La meilleure manière de favoriser le fait que les enfants remettent ce comportement en question consiste à leur envoyer le message suivant : ne dis pas « je n’ai pas envie, je ne vais pas le faire », dis plutôt « je vais le faire, même si je n’en ai pas très envie ».

Finalement, il s’agit de leur poser des questions comme « Que se passerait-il si tout le monde faisait ce qu’il avait envie de faire à chaque moment ? Tu imagines si on vivait dans un monde ou personne ne ferait jamais d’efforts ? Tu imagines si un jour, un-e automobiliste en avait marre de respecter le code de la route, ou si un médecin en avait assez de soigner les autres ? Voilà le type de questions qui peut les aider à réfléchir sur leur manque d’entrain, et par la suite les mener à changer d’attitude.

3. « Je ne veux pas le faire, j’ai honte »

Rire de la honte est quelque chose d’assez cruel, si on prend le temps d’y penser. Loin d’apaiser la situation, cela l’aggrave. Si face à un sentiment qui implique un certain degré de souffrance, on rit, on se moque de la mise à nu émotionnelle de nos enfants. On doit transmettre un message d’assurance qui montre bien qu’il n’est pas mieux que personne ne se rende compte de leur mal-être, mais qu’au contraire, les autres pourront les aider et faire preuve d’empathie.
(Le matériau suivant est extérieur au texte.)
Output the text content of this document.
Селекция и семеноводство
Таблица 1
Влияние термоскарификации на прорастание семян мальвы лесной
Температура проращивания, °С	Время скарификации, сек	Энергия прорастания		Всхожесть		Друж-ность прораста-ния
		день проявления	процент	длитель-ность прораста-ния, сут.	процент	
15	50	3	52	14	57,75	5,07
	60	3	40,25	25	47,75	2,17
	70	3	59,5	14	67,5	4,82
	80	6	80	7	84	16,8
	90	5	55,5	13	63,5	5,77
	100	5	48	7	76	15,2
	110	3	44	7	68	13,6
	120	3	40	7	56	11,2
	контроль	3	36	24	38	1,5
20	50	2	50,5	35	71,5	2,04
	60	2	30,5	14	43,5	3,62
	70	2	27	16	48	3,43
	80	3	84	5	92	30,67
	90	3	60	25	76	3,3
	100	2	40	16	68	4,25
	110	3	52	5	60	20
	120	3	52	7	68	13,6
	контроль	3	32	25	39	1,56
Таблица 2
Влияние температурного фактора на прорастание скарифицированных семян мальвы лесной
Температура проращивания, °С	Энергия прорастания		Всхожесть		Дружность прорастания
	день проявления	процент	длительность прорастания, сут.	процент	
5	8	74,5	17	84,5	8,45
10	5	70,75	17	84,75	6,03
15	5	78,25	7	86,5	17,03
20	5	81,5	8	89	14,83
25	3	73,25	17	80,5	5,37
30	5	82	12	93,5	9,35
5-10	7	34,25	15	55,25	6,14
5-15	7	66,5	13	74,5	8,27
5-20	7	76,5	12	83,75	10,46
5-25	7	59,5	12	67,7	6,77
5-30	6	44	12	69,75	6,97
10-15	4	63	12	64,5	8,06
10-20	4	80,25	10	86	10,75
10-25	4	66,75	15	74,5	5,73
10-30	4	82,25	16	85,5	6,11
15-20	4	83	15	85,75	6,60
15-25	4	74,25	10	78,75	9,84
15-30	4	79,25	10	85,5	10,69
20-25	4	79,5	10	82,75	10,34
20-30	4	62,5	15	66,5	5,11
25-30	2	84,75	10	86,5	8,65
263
4. « Je me sens fatigué-e/triste/en colère »

Nier ses sentiments et ses réactions émotionnelles est une grave erreur que nous commettons tou-te-s ou presque. Et ce n’est pas très étonnant, car dès notre plus jeune âge, on a pu entendre des phrases du style « ne pleure pas, c’est rien, ce n’est pas grave ». Il y a des expressions émotionnelles qui résultent gênantes pour la plupart des gens dans cette société, mais nier cela, c’est éteindre une partie très importante aussi bien chez les enfants que chez les adultes.
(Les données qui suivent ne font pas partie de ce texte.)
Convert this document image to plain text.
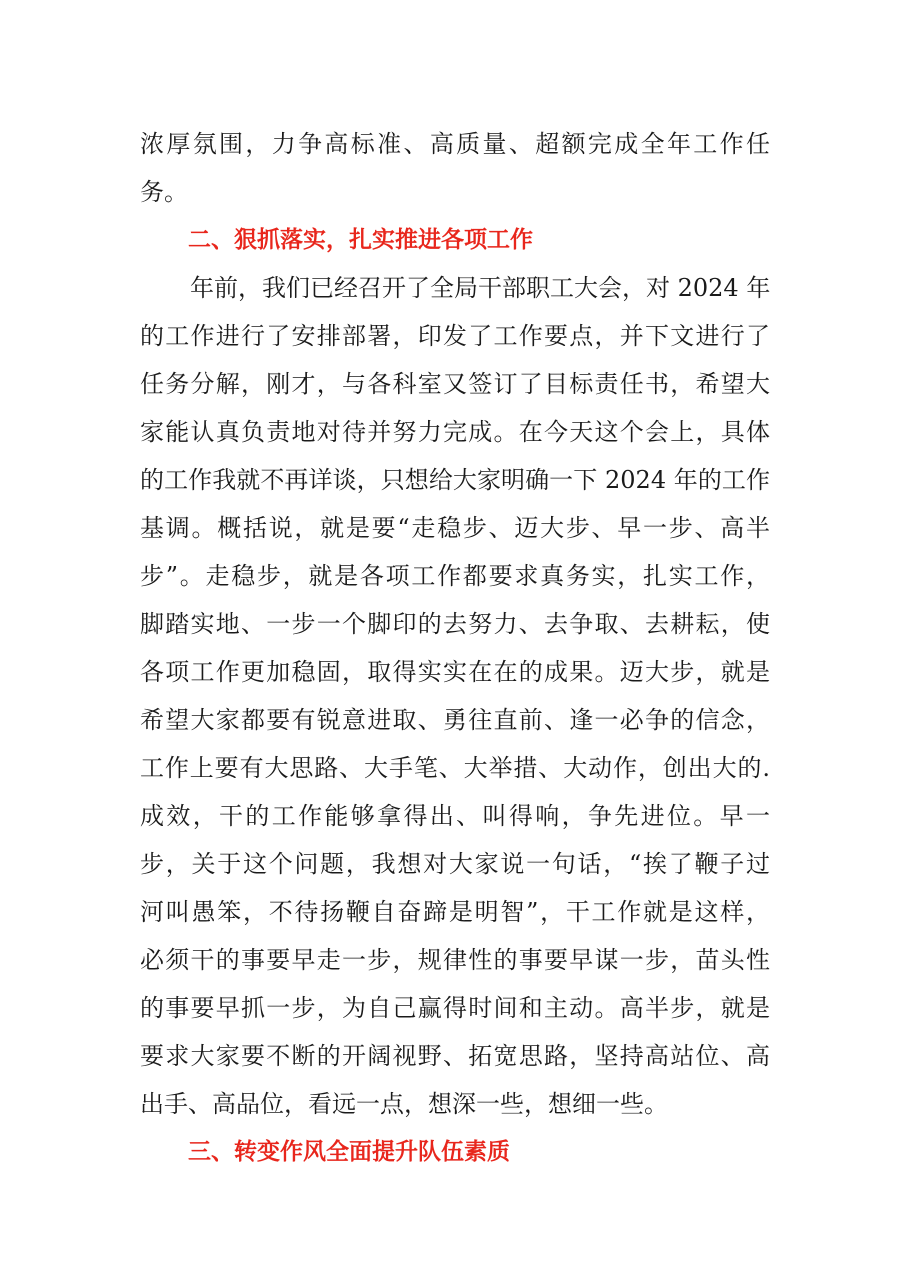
浓厚氛围，力争高标准、高质量、超额完成全年工作任
务。
二、狠抓落实，扎实推进各项工作
年前，我们已经召开了全局干部职工大会，对 2024 年
的工作进行了安排部署，印发了工作要点，并下文进行了
任务分解，刚才，与各科室又签订了目标责任书，希望大
家能认真负责地对待并努力完成。在今天这个会上，具体
的工作我就不再详谈，只想给大家明确一下 2024 年的工作
基调。概括说，就是要“走稳步、迈大步、早一步、高半
步”。走稳步，就是各项工作都要求真务实，扎实工作，
脚踏实地、一步一个脚印的去努力、去争取、去耕耘，使
各项工作更加稳固，取得实实在在的成果。迈大步，就是
希望大家都要有锐意进取、勇往直前、逢一必争的信念，
工作上要有大思路、大手笔、大举措、大动作，创出大的.
成效，干的工作能够拿得出、叫得响，争先进位。早一
步，关于这个问题，我想对大家说一句话，“挨了鞭子过
河叫愚笨，不待扬鞭自奋蹄是明智”，干工作就是这样，
必须干的事要早走一步，规律性的事要早谋一步，苗头性
的事要早抓一步，为自己赢得时间和主动。高半步，就是
要求大家要不断的开阔视野、拓宽思路，坚持高站位、高
出手、高品位，看远一点，想深一些，想细一些。
三、转变作风全面提升队伍素质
5. Ne leur dites pas qu’ils sont « bêtes », « méchants » ou « idiots »

Cela n’aide en rien à grandir avec une estime de soi saine. Quand l’enfant fait quelque chose de mal, il y a beaucoup de manières de le dire : ce n’est pas bien que tu colles tes frères et soeurs, tu n’as pas à casser les jouets, ou encore, tu devrais travailler un peu plus en maths.

6. Mais ne leur dites pas non plus qu’ils sont « intelligents » ou « bons »

L’enfant ne comprendra pas sur quoi se fonde que le fait que vous fassiez référence à lui de cette manière. Dans ce cas, vous pouvez lui dire : tu as très bien réalisé cette tâche, j’adore te voir peindre, etc. Autrement dit, on peut juger ses comportements, mais on ne peut pas juger l’enfant.

N’oublions pas que si on veut leur adresser nos mots, ils doivent être dits sur un ton adéquat et ne jamais constituer une attaque. Leur parler dans un contexte d’affection et sur un ton compréhensif est la base d’une bonne éducation et des grands apprentissages. N’oublions pas que nos enfants voient en nous une figure psychologique de référence, et que nous devons donc prendre les rênes de leur éducation de la manière la plus responsable qui soit.